General placement of sensors, no personal data storage, stream data, sensor systems in solitude.

These are some of the factors we might look for in our projects. Help improve their knowledge base of these factors.

SERIOUS GAMES IS ACTUALLY A CONCEPT Serious games are games whose primary objective is NOT fun or entertainment, rather learning, practicing a skill or a primary purpose. Eg a therapy game for a children's rehab centre Our primary purpose/objective is privacy and security ethical data The first concept, "Who's Sherlock" is a Q and A game that lets its players experience how easy it is to find information about oneself and others on the internet, and how sensitive this kind of information can be in different contexts.

The second game concept, "Privacy Rush", illustrates the moment when an individual wants to connect with a public wifi system and seeks to inform them prior to when they actually use the insecure connection, about the privacy risks.

The third game concept is a card game: "Data Trade" addresses the complexity of today's data economy by demonstrating, from the perspective of a day trader, how different data sets can be combined, leading to a higher price on data markets because they generate more information about individuals. Do you know what they are talking about? They are talking about inference: just as an example, multiple pieces of anonymous data might be re-identified to re-identify individuals. Based on the combination of insignificant data, we can achieve significance. For example, in our extension we anticipate visualizing their site data across different websites to show the sum total.

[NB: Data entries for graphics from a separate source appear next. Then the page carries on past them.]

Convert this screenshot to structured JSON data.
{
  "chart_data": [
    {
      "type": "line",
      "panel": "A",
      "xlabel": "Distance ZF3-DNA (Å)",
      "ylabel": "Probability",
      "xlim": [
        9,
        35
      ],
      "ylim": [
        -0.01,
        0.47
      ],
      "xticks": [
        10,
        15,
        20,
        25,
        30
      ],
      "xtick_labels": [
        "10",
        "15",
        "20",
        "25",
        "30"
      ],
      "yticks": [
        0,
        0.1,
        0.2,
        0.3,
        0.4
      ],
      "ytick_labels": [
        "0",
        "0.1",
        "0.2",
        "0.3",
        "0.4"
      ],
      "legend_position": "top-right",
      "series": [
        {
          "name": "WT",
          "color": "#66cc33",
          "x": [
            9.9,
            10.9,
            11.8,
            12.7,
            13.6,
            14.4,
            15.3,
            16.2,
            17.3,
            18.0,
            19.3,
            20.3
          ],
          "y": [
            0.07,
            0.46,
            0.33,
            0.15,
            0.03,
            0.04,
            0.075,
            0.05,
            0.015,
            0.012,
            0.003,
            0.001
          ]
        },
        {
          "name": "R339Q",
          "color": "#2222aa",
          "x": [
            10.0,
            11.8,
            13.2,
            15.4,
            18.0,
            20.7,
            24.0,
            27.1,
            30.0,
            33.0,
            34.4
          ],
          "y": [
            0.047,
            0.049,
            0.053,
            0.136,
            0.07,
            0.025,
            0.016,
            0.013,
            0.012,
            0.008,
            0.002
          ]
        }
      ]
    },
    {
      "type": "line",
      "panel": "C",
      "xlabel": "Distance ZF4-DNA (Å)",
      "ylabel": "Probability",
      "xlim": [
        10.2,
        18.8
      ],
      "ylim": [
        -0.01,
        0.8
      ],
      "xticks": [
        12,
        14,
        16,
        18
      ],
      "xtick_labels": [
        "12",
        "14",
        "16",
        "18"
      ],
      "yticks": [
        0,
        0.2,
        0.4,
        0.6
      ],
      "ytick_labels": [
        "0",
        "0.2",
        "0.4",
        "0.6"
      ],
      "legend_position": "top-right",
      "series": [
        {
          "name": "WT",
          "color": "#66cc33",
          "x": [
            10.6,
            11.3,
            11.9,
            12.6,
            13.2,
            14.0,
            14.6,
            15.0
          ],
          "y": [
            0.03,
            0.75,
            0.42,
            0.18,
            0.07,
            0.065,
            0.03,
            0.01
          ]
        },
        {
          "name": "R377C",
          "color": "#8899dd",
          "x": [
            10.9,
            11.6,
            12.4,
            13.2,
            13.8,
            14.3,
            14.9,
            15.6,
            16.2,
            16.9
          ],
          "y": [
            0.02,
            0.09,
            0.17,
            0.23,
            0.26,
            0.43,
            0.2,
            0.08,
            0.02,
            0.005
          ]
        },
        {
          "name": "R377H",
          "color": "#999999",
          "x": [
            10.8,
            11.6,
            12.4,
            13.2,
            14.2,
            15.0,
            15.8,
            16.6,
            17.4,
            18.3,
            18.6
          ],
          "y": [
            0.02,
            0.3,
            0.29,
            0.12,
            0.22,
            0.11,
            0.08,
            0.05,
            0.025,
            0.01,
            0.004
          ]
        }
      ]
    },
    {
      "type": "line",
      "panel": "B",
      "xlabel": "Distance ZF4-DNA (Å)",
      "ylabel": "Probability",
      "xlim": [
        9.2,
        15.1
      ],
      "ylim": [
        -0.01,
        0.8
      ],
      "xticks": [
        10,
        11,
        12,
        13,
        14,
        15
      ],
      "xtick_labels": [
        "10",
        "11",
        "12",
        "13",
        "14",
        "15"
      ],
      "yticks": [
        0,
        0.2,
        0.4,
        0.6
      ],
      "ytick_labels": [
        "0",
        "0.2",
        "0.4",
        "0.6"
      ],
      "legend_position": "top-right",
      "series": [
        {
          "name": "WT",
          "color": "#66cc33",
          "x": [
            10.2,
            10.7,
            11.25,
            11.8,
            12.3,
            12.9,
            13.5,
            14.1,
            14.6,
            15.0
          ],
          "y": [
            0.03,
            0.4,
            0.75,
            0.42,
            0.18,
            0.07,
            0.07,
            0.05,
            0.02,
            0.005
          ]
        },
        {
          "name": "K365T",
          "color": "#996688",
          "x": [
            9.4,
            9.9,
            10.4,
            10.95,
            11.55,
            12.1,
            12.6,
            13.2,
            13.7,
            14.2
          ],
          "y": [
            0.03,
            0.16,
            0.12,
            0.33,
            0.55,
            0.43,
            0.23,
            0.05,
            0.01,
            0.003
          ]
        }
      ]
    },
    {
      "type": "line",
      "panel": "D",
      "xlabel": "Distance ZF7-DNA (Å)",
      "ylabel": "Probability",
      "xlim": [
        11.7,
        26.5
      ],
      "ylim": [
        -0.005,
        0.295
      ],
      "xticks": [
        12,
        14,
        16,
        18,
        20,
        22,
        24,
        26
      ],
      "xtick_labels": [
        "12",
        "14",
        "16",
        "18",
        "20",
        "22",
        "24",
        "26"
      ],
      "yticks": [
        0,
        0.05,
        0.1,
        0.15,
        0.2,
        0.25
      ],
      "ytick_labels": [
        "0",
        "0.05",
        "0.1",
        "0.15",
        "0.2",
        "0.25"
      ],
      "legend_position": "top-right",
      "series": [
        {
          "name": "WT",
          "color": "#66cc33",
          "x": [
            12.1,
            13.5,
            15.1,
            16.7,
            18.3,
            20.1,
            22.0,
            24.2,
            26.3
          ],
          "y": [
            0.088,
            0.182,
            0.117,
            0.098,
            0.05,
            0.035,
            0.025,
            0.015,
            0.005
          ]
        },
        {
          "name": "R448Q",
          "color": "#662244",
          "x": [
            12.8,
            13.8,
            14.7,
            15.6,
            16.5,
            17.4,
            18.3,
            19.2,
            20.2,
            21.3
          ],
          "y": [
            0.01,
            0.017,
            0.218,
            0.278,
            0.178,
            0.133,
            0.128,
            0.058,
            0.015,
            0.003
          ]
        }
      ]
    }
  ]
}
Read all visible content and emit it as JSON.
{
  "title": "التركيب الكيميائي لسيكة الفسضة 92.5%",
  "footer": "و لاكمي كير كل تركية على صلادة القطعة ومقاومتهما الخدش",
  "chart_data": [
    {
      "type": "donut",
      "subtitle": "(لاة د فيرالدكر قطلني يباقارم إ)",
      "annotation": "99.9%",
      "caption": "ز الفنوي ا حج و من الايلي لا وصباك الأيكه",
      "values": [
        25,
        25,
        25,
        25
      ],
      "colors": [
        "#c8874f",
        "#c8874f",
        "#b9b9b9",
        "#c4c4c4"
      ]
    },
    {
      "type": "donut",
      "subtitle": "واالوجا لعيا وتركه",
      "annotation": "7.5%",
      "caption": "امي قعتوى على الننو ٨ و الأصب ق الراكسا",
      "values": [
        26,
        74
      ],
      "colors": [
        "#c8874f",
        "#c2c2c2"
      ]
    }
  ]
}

The fourth game concept, "Nothing to hide", lets the game players experience that the "nothing to hide" argument is wrong. If anyone can find more information about this game concept then let us know, because I want to know specifically what they did.

The fifth game concept, "Smart City", is a simulation game targeting political decision makers who are responsible for urban development decisions. At the end of his or her legislative term, the player (who takes the perspective of a city mayor making political decisions) will be measured pursuant to the future scenarios simulated in the game.

The sixth game concept, "Pieces of Data", seeks to teach its players how to manage third-party access rights, i.e. by app providers, to their smartphones. "Taking the perspective of an activist in a state that is becoming more and more repressive, the players learn how data collected by their smartphones can harm them, and even other parties - and how to protect themselves against such threats.". Apparently this game won! We could make a similar game, which would be hilarious!

Our goal

According to the Kaggle survey of 2017,

Branching

data availability and quality remains among the top barriers for professionals in the field. We want to make the ethics of data collection more accessible to the end user.